That's hardly the point.

Ruffalo steals the show as an emotional heavyweight, presenting the kind of work that we haven't seen from him since You Can Count of Me. Watching the way Dern systematically picks him apart, it's no wonder why Jack runs for comfort in Edith's waiting arms. Listening to his voice thicken the louder he yells can take you by surprise, but it's when he says nothing that he's at his most powerful.

Without giving too much away, there's a scene where Ruffalo is crying, and Dern reaches out her hand. Ruffalo slow creeps out his fingers and takes it, and I can tell you that I just wanted to sob.

Dern's quite powerful herself. Right before Terry starts in on Jack (which she does a lot), there's a flicker in her eyes as her picks the crack she'll hit first.
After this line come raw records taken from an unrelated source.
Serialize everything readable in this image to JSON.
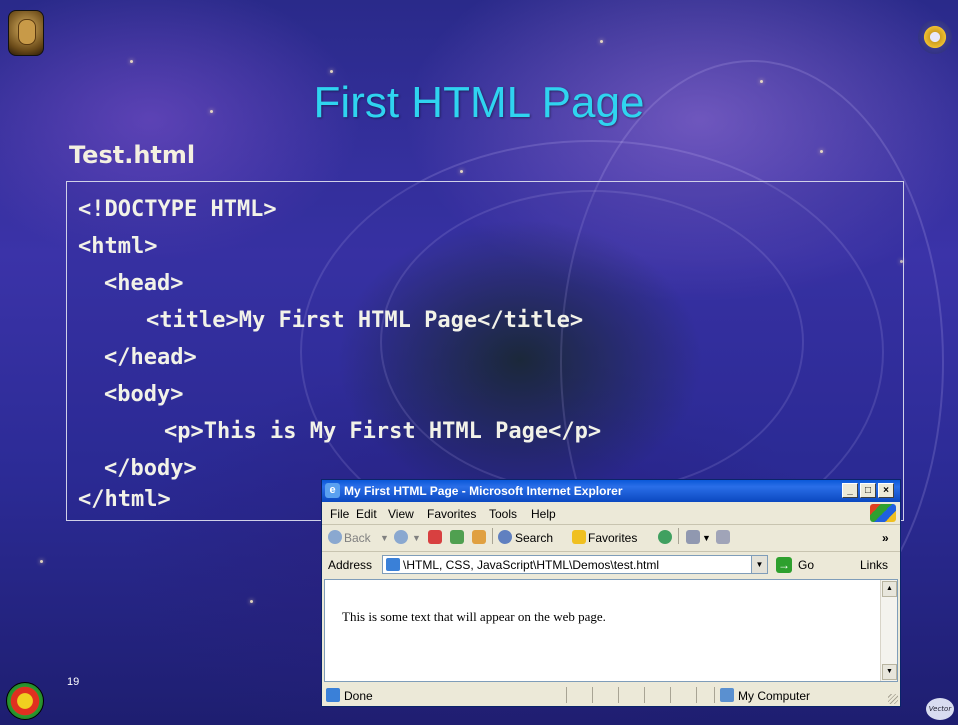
{
  "slide": {
    "title": "First HTML Page",
    "filename": "Test.html",
    "page_number": "19",
    "footer_logo_text": "Vector"
  },
  "code_lines": [
    "<!DOCTYPE HTML>",
    "<html>",
    "<head>",
    "<title>My First HTML Page</title>",
    "</head>",
    "<body>",
    "<p>This is My First HTML Page</p>",
    "</body>",
    "</html>"
  ],
  "ie_window": {
    "title": "My First HTML Page - Microsoft Internet Explorer",
    "menu": [
      "File",
      "Edit",
      "View",
      "Favorites",
      "Tools",
      "Help"
    ],
    "toolbar": {
      "back": "Back",
      "search": "Search",
      "favorites": "Favorites",
      "expand": "»"
    },
    "address_label": "Address",
    "address_value": "\\HTML, CSS, JavaScript\\HTML\\Demos\\test.html",
    "go_label": "Go",
    "links_label": "Links",
    "content_text": "This is some text that will appear on the web page.",
    "status_left": "Done",
    "status_right": "My Computer"
  },
  "colors": {
    "title": "#2fd4f0",
    "code_text": "#f2f2e8",
    "titlebar": "#0a58d8"
  }
}
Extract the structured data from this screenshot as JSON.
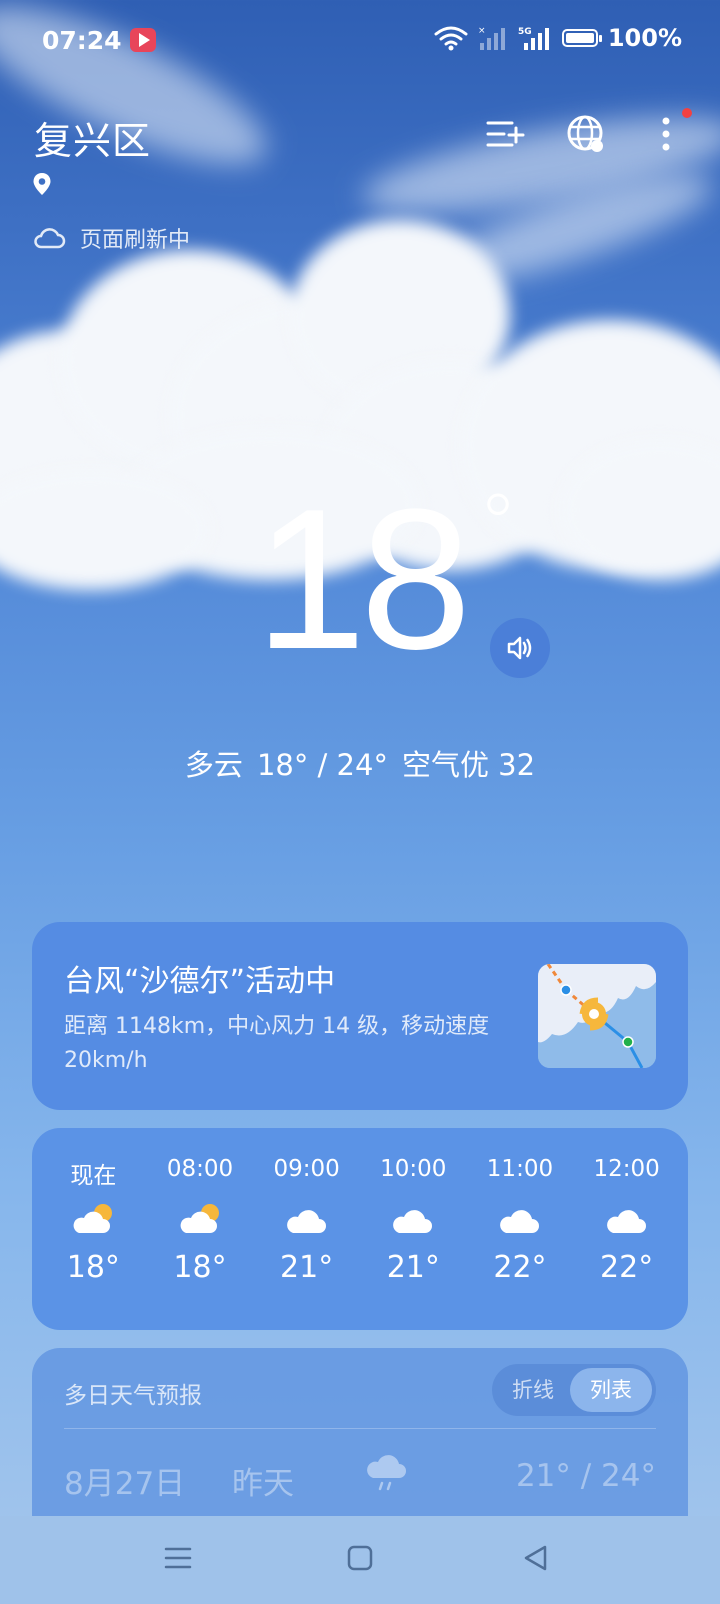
{
  "status_bar": {
    "time": "07:24",
    "network": "5G",
    "battery": "100%"
  },
  "header": {
    "city": "复兴区",
    "refresh_text": "页面刷新中"
  },
  "current": {
    "temperature": "18",
    "degree_symbol": "°",
    "condition": "多云",
    "range": "18° / 24°",
    "air_quality": "空气优 32"
  },
  "typhoon": {
    "title": "台风“沙德尔”活动中",
    "description": "距离 1148km，中心风力 14 级，移动速度 20km/h"
  },
  "hourly": [
    {
      "time": "现在",
      "icon": "partly-cloudy-sun",
      "temp": "18°"
    },
    {
      "time": "08:00",
      "icon": "partly-cloudy-sun",
      "temp": "18°"
    },
    {
      "time": "09:00",
      "icon": "cloudy",
      "temp": "21°"
    },
    {
      "time": "10:00",
      "icon": "cloudy",
      "temp": "21°"
    },
    {
      "time": "11:00",
      "icon": "cloudy",
      "temp": "22°"
    },
    {
      "time": "12:00",
      "icon": "cloudy",
      "temp": "22°"
    }
  ],
  "daily": {
    "title": "多日天气预报",
    "toggle": {
      "line": "折线",
      "list": "列表",
      "selected": "列表"
    },
    "rows": [
      {
        "date": "8月27日",
        "relative": "昨天",
        "icon": "rain-cloud",
        "range": "21° / 24°"
      }
    ]
  },
  "colors": {
    "sky_top": "#2f5fb4",
    "card_blue": "#558ce3",
    "sun_accent": "#f6b73c"
  }
}
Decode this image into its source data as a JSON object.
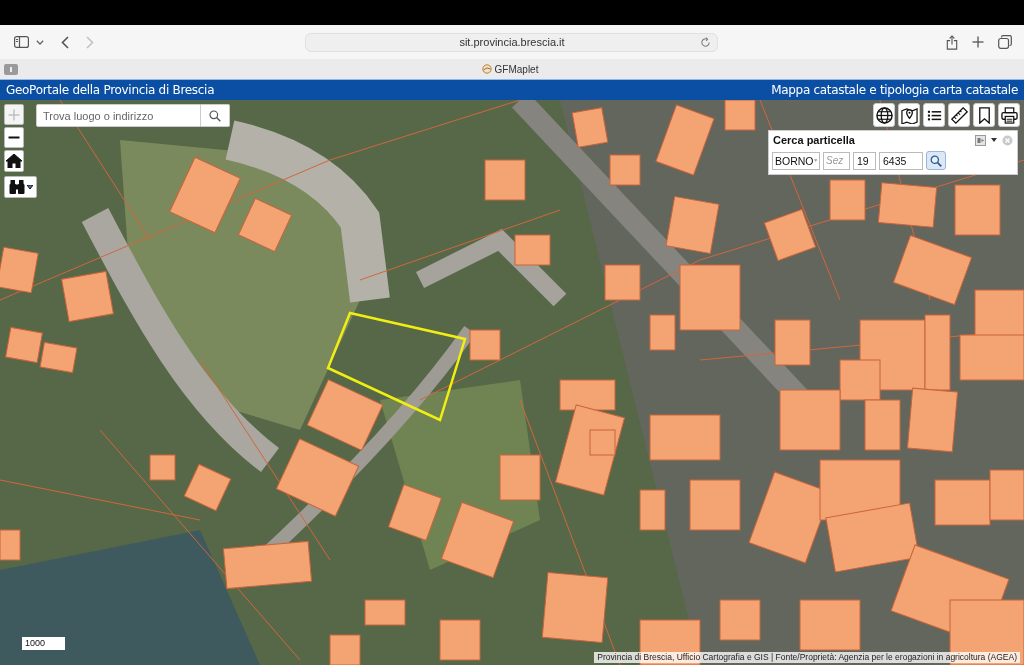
{
  "browser": {
    "url": "sit.provincia.brescia.it",
    "back": {
      "disabled": false
    },
    "forward": {
      "disabled": true
    },
    "tab": {
      "title": "GFMaplet"
    }
  },
  "header": {
    "title": "GeoPortale della Provincia di Brescia",
    "map_title": "Mappa catastale e tipologia carta catastale"
  },
  "search": {
    "placeholder": "Trova luogo o indirizzo"
  },
  "zoom_in": {
    "disabled": true
  },
  "zoom_out": {
    "disabled": false
  },
  "parcel_search": {
    "title": "Cerca particella",
    "municipality": "BORNO",
    "section": {
      "placeholder": "Sez"
    },
    "sheet": "19",
    "parcel": "6435"
  },
  "scale": {
    "label": "1000"
  },
  "attribution": "Provincia di Brescia, Ufficio Cartografia e GIS | Fonte/Proprietà: Agenzia per le erogazioni in agricoltura (AGEA)"
}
Terry emasculates Jack every chance she gets, seemingly without reason (in the stories she's a talented writer who gave it up to raise their kids, but that's never mentioned in the film), yet she manages to do it in such a way that you never hate her for it.

All the hoopla about Watts finally makes sense. Her Edith is as pained as the rest of them, but Watts fills her with a gnawing emptiness that the rest of the characters don't come close to. Edith has accepted Hank's chronic infidelity, but what really hurts her is the knowledge that her infidelity will have no effect on him.

Krause is pretty much just there. He makes Hank as lecherous as he needs to be but nothing more. Luckily he has a relatively minor part in the foursome, so we don't have to witness how hollow some of his delivery is.

John Curran (director) and Larry Gross (writer) work seamlessly together to put together a story that constantly contrasted two very different couples. Everything is up for grabs: teaching styles, housekeeping abilities, cooking, spending, drinking, even sex. They also make it very difficult to think that one life is better than the other.

I know which one I would rather live, but both are abysmal choices.